San Domenico
Insegnava ai suoi frati che «il nostro studio deve principalmente, con ardore, con ogni energia, mirare a renderci utili ai nostri fratelli», con il fine di salvare le anime. Premessa indispensabile è il tempo dedicato a Dio, perché «il frate predicatore attinge nella contemplazione ciò che poi dispensa nella predicazione»

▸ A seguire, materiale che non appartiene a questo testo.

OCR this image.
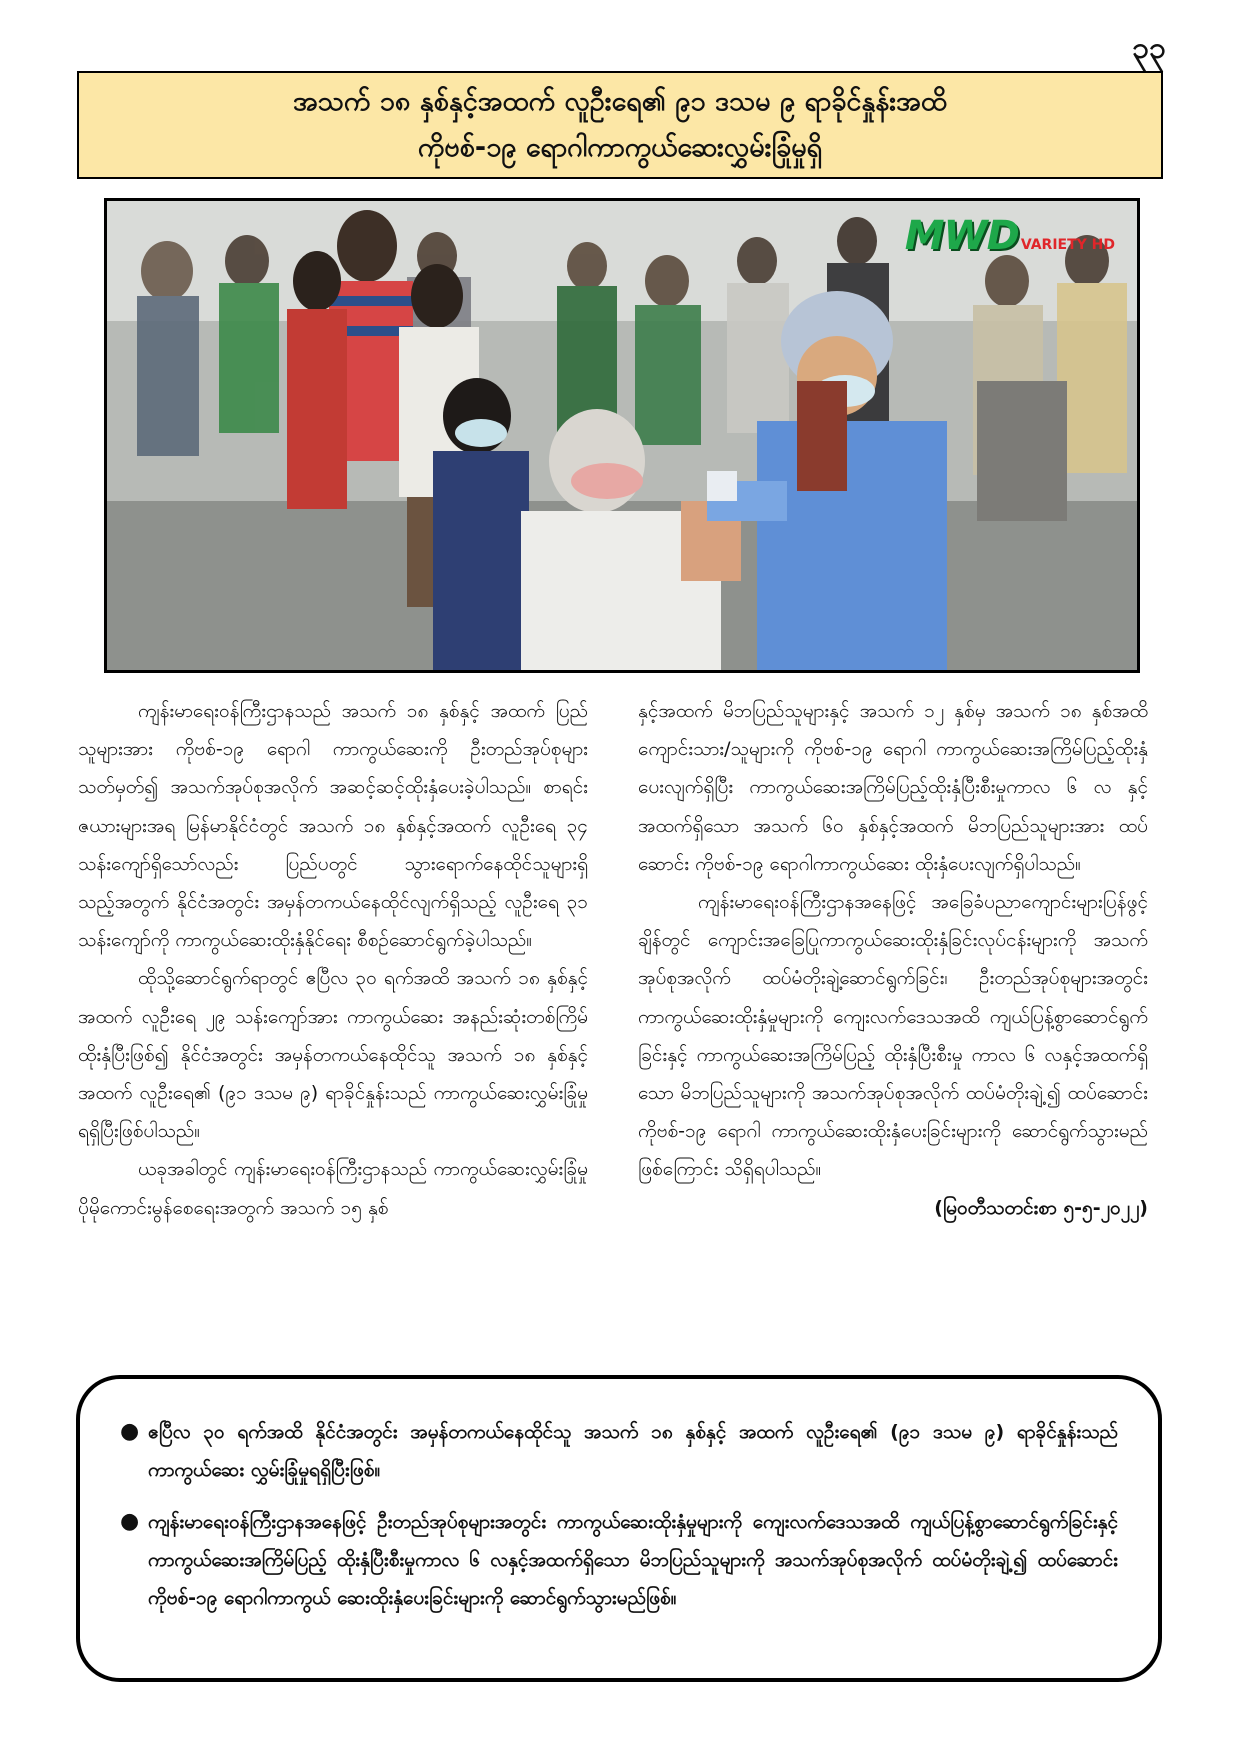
၃၃
အသက် ၁၈ နှစ်နှင့်အထက် လူဦးရေ၏ ၉၁ ဒသမ ၉ ရာခိုင်နှုန်းအထိ
ကိုဗစ်-၁၉ ရောဂါကာကွယ်ဆေးလွှမ်းခြုံမှုရှိ
MWD VARIETY HD

ကျန်းမာရေးဝန်ကြီးဌာနသည် အသက် ၁၈ နှစ်နှင့် အထက် ပြည်သူများအား ကိုဗစ်-၁၉ ရောဂါ ကာကွယ်ဆေးကို ဦးတည်အုပ်စုများသတ်မှတ်၍ အသက်အုပ်စုအလိုက် အဆင့်ဆင့်ထိုးနှံပေးခဲ့ပါသည်။ စာရင်းဇယားများအရ မြန်မာနိုင်ငံတွင် အသက် ၁၈ နှစ်နှင့်အထက် လူဦးရေ ၃၄ သန်းကျော်ရှိသော်လည်း ပြည်ပတွင် သွားရောက်နေထိုင်သူများရှိသည့်အတွက် နိုင်ငံအတွင်း အမှန်တကယ်နေထိုင်လျက်ရှိသည့် လူဦးရေ ၃၁ သန်းကျော်ကို ကာကွယ်ဆေးထိုးနှံနိုင်ရေး စီစဉ်ဆောင်ရွက်ခဲ့ပါသည်။

ထိုသို့ဆောင်ရွက်ရာတွင် ဧပြီလ ၃၀ ရက်အထိ အသက် ၁၈ နှစ်နှင့်အထက် လူဦးရေ ၂၉ သန်းကျော်အား ကာကွယ်ဆေး အနည်းဆုံးတစ်ကြိမ် ထိုးနှံပြီးဖြစ်၍ နိုင်ငံအတွင်း အမှန်တကယ်နေထိုင်သူ အသက် ၁၈ နှစ်နှင့်အထက် လူဦးရေ၏ (၉၁ ဒသမ ၉) ရာခိုင်နှုန်းသည် ကာကွယ်ဆေးလွှမ်းခြုံမှုရရှိပြီးဖြစ်ပါသည်။

ယခုအခါတွင် ကျန်းမာရေးဝန်ကြီးဌာနသည် ကာကွယ်ဆေးလွှမ်းခြုံမှု ပိုမိုကောင်းမွန်စေရေးအတွက် အသက် ၁၅ နှစ်

နှင့်အထက် မိဘပြည်သူများနှင့် အသက် ၁၂ နှစ်မှ အသက် ၁၈ နှစ်အထိ ကျောင်းသား/သူများကို ကိုဗစ်-၁၉ ရောဂါ ကာကွယ်ဆေးအကြိမ်ပြည့်ထိုးနှံပေးလျက်ရှိပြီး ကာကွယ်ဆေးအကြိမ်ပြည့်ထိုးနှံပြီးစီးမှုကာလ ၆ လ နှင့်အထက်ရှိသော အသက် ၆၀ နှစ်နှင့်အထက် မိဘပြည်သူများအား ထပ်ဆောင်း ကိုဗစ်-၁၉ ရောဂါကာကွယ်ဆေး ထိုးနှံပေးလျက်ရှိပါသည်။

ကျန်းမာရေးဝန်ကြီးဌာနအနေဖြင့် အခြေခံပညာကျောင်းများပြန်ဖွင့်ချိန်တွင် ကျောင်းအခြေပြုကာကွယ်ဆေးထိုးနှံခြင်းလုပ်ငန်းများကို အသက်အုပ်စုအလိုက် ထပ်မံတိုးချဲ့ဆောင်ရွက်ခြင်း၊ ဦးတည်အုပ်စုများအတွင်း ကာကွယ်ဆေးထိုးနှံမှုများကို ကျေးလက်ဒေသအထိ ကျယ်ပြန့်စွာဆောင်ရွက်ခြင်းနှင့် ကာကွယ်ဆေးအကြိမ်ပြည့် ထိုးနှံပြီးစီးမှု ကာလ ၆ လနှင့်အထက်ရှိသော မိဘပြည်သူများကို အသက်အုပ်စုအလိုက် ထပ်မံတိုးချဲ့၍ ထပ်ဆောင်း ကိုဗစ်-၁၉ ရောဂါ ကာကွယ်ဆေးထိုးနှံပေးခြင်းများကို ဆောင်ရွက်သွားမည်ဖြစ်ကြောင်း သိရှိရပါသည်။

(မြဝတီသတင်းစာ ၅-၅-၂၀၂၂)
● ဧပြီလ ၃၀ ရက်အထိ နိုင်ငံအတွင်း အမှန်တကယ်နေထိုင်သူ အသက် ၁၈ နှစ်နှင့် အထက် လူဦးရေ၏ (၉၁ ဒသမ ၉) ရာခိုင်နှုန်းသည် ကာကွယ်ဆေး လွှမ်းခြုံမှုရရှိပြီးဖြစ်။
● ကျန်းမာရေးဝန်ကြီးဌာနအနေဖြင့် ဦးတည်အုပ်စုများအတွင်း ကာကွယ်ဆေးထိုးနှံမှုများကို ကျေးလက်ဒေသအထိ ကျယ်ပြန့်စွာဆောင်ရွက်ခြင်းနှင့် ကာကွယ်ဆေးအကြိမ်ပြည့် ထိုးနှံပြီးစီးမှုကာလ ၆ လနှင့်အထက်ရှိသော မိဘပြည်သူများကို အသက်အုပ်စုအလိုက် ထပ်မံတိုးချဲ့၍ ထပ်ဆောင်း ကိုဗစ်-၁၉ ရောဂါကာကွယ် ဆေးထိုးနှံပေးခြင်းများကို ဆောင်ရွက်သွားမည်ဖြစ်။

San Domenico di Guzmán (1170-1221) - fondatore dell’Ordine dei frati predicatori, comunemente detti domenicani - era nato da una famiglia benestante in un piccolo villaggio nella Vecchia Castiglia. Sua madre era la beata Giovanna d’Aza, che aveva scelto il nome del figlio in ringraziamento a san Domenico di Silos (†1073), dopo essere andata in pellegrinaggio a pregare sulla sua tomba per capire un sogno fatto in gravidanza. Aveva sognato un cane venir fuori dal suo grembo con la torcia accesa e, grazie all’intercessione del santo, comprese che il figlio avrebbe incendiato il mondo con il fuoco di Gesù attraverso la predicazione. Da adolescente si recò a Palencia per studiare le arti liberali e la teologia, rivelando già un incredibile talento. Afflitto per le sofferenze causate da una carestia, non esitò a vendere le sue preziose pergamene in favore dei poveri: «Come posso studiare su pelli morte, mentre tanti miei fratelli muoiono di fame?», disse a chi non capiva quella scelta. Già allora ardeva d’amore per Gesù e Maria.

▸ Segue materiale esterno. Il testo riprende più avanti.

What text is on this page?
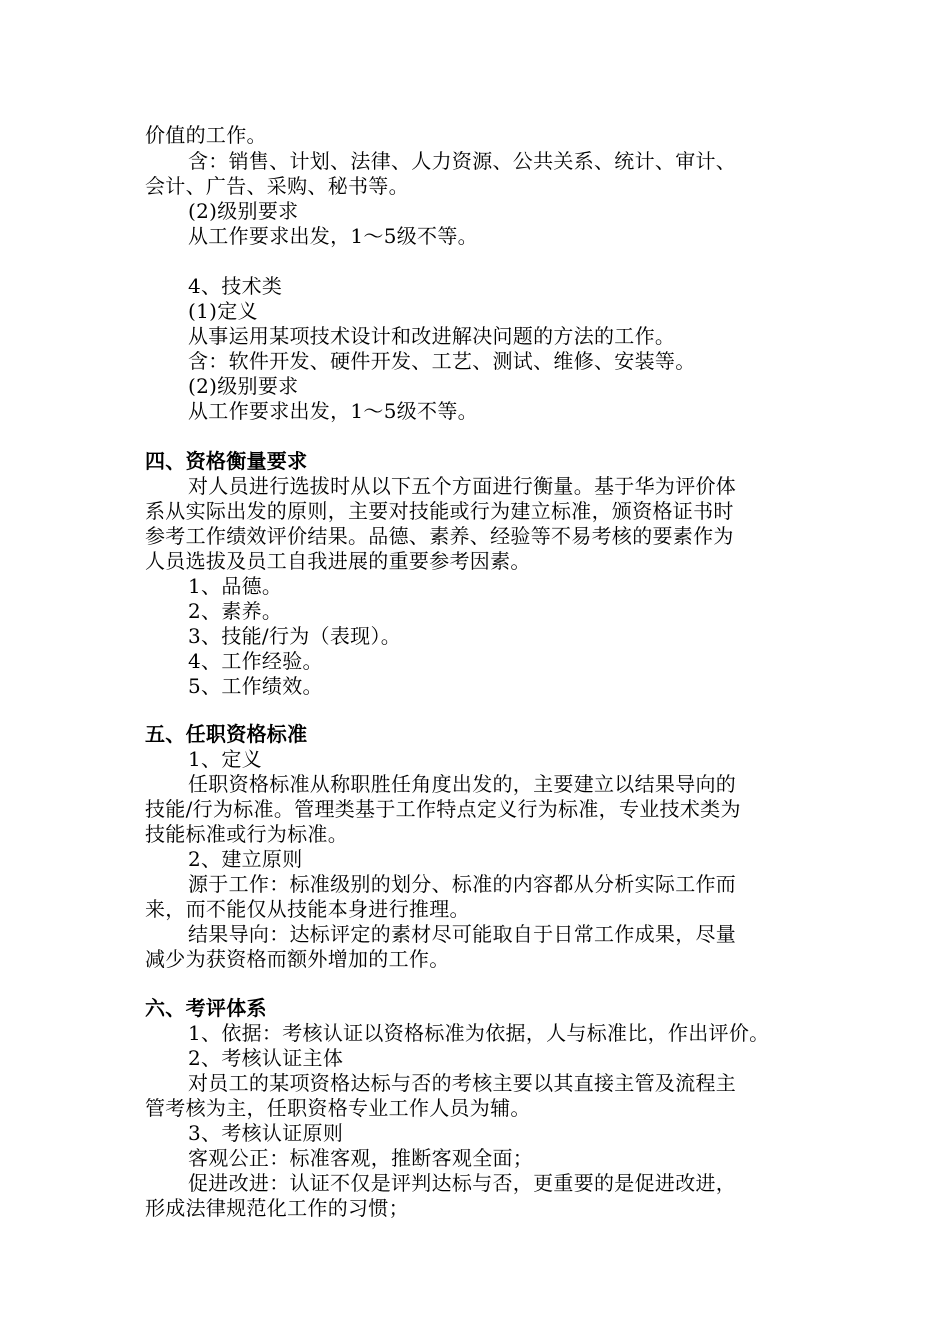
价值的工作。
含：销售、计划、法律、人力资源、公共关系、统计、审计、
会计、广告、采购、秘书等。
(2)级别要求
从工作要求出发，1～5级不等。
4、技术类
(1)定义
从事运用某项技术设计和改进解决问题的方法的工作。
含：软件开发、硬件开发、工艺、测试、维修、安装等。
(2)级别要求
从工作要求出发，1～5级不等。
四、资格衡量要求
对人员进行选拔时从以下五个方面进行衡量。基于华为评价体
系从实际出发的原则，主要对技能或行为建立标准，颁资格证书时
参考工作绩效评价结果。品德、素养、经验等不易考核的要素作为
人员选拔及员工自我进展的重要参考因素。
1、品德。
2、素养。
3、技能/行为（表现）。
4、工作经验。
5、工作绩效。
五、任职资格标准
1、定义
任职资格标准从称职胜任角度出发的，主要建立以结果导向的
技能/行为标准。管理类基于工作特点定义行为标准，专业技术类为
技能标准或行为标准。
2、建立原则
源于工作：标准级别的划分、标准的内容都从分析实际工作而
来，而不能仅从技能本身进行推理。
结果导向：达标评定的素材尽可能取自于日常工作成果，尽量
减少为获资格而额外增加的工作。
六、考评体系
1、依据：考核认证以资格标准为依据，人与标准比，作出评价。
2、考核认证主体
对员工的某项资格达标与否的考核主要以其直接主管及流程主
管考核为主，任职资格专业工作人员为辅。
3、考核认证原则
客观公正：标准客观，推断客观全面；
促进改进：认证不仅是评判达标与否，更重要的是促进改进，
形成法律规范化工作的习惯；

Venne ordinato sacerdote a 24 anni. Nei primi tempi del suo ministero proseguì ad approfondire la Bibbia e gli scritti dei Padri, alternando studio e raccoglimento con Dio. Era come se camminasse nascosto sui sentieri della Provvidenza, in attesa dei frutti. Domenico aveva già 33 anni quando, nel 1203, accompagnò il suo vescovo in un viaggio diplomatico in Danimarca: passando dalla Francia meridionale constatò dal vivo la diffusione dell’eresia catara e rimase poi affascinato dall’entusiasmo dei cristiani nordeuropei, desiderosi di spingersi verso Est ad annunciare il Vangelo. Tre anni più tardi, al ritorno da un secondo viaggio in terra danese, si recò da Innocenzo III. Il papa orientò lo zelo missionario di Domenico verso la Linguadoca francese, appunto il maggiore feudo dei catari o albigesi. Questi, tra i tanti e pericolosi errori, usavano la povertà come leva di ribellione alla Chiesa e respingevano l’Incarnazione, negando le sofferenze di Gesù nella Sua sacra umanità.

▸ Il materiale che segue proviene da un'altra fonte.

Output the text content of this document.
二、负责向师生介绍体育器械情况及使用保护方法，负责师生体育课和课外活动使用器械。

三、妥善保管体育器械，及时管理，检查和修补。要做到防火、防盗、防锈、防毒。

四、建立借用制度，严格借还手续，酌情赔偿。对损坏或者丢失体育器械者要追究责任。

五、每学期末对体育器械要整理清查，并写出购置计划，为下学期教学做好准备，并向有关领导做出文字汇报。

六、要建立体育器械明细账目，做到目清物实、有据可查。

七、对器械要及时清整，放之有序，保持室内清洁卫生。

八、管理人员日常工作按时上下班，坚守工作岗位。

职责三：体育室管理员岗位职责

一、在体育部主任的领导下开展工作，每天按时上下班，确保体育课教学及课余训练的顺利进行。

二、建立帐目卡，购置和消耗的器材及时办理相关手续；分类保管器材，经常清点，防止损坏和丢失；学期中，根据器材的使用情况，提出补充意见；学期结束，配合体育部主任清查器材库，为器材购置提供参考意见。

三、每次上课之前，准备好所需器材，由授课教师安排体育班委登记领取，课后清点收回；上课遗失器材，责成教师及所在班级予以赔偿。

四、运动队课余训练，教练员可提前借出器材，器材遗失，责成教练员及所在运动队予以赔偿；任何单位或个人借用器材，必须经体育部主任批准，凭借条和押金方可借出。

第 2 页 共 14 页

Il santo, autenticamente umile, si dedicò a innumerevoli dispute pubbliche e colloqui personali per convertire quanti erano caduti nell’eresia. Molti tornarono alla Chiesa convinti dalla carità e sapienza di Domenico, che con il suo esempio di vita povera e semplice (incarnato da un’altra colonna di quegli anni, san Francesco d’Assisi) smontava in partenza la principale arma dei catari. Secondo quanto racconterà il beato Alano della Rupe, Domenico venne facilitato dalla diffusione del Rosario, «l’arma» che la Madonna gli aveva consegnato nel 1212 dopo che lui l’aveva pregata di dargli un mezzo per vincere gli albigesi senza violenza.
Poiché intanto si erano riuniti attorno a lui altri uomini di Chiesa, gli venne l’idea di fondare un nuovo istituto religioso: nacque così l’Ordine dei frati predicatori, che fu prima approvato oralmente da Innocenzo III e poi, il 22 dicembre 1216, dal suo successore Onorio III. I domenicani adottarono la Regola di Sant’Agostino accorpandovi delle Costituzioni proprie, basate sulla povertà mendicante e lo studio volto alla predicazione.
San Domenico insegnava ai suoi frati che «il nostro studio deve principalmente, con ardore, con ogni energia, mirare a renderci utili ai nostri fratelli», con il fine di salvare le anime. Premessa indispensabile è il tempo dedicato a Dio, perché «il frate predicatore attinge nella contemplazione ciò che poi dispensa nella predicazione», secondo l’insegnamento che un illustre domenicano, san Tommaso d’Aquino, racchiuderà nella massima Contemplari et contemplata aliis tradere («Contemplare e trasmettere agli altri le cose contemplate»). Inviati dal loro fondatore, i domenicani iniziarono a spargersi in Europa, specie nei maggiori centri universitari dell’epoca, come Parigi e Bologna. Fu proprio a Bologna che Domenico, vestito con un vecchio abito pieno di rattoppi e ormai stremato dalle fatiche apostoliche, rese a 51 anni la sua anima al Padre celeste. Era il 6 agosto 1221. Accanto a lui i confratelli, che ne videro risplendere il volto.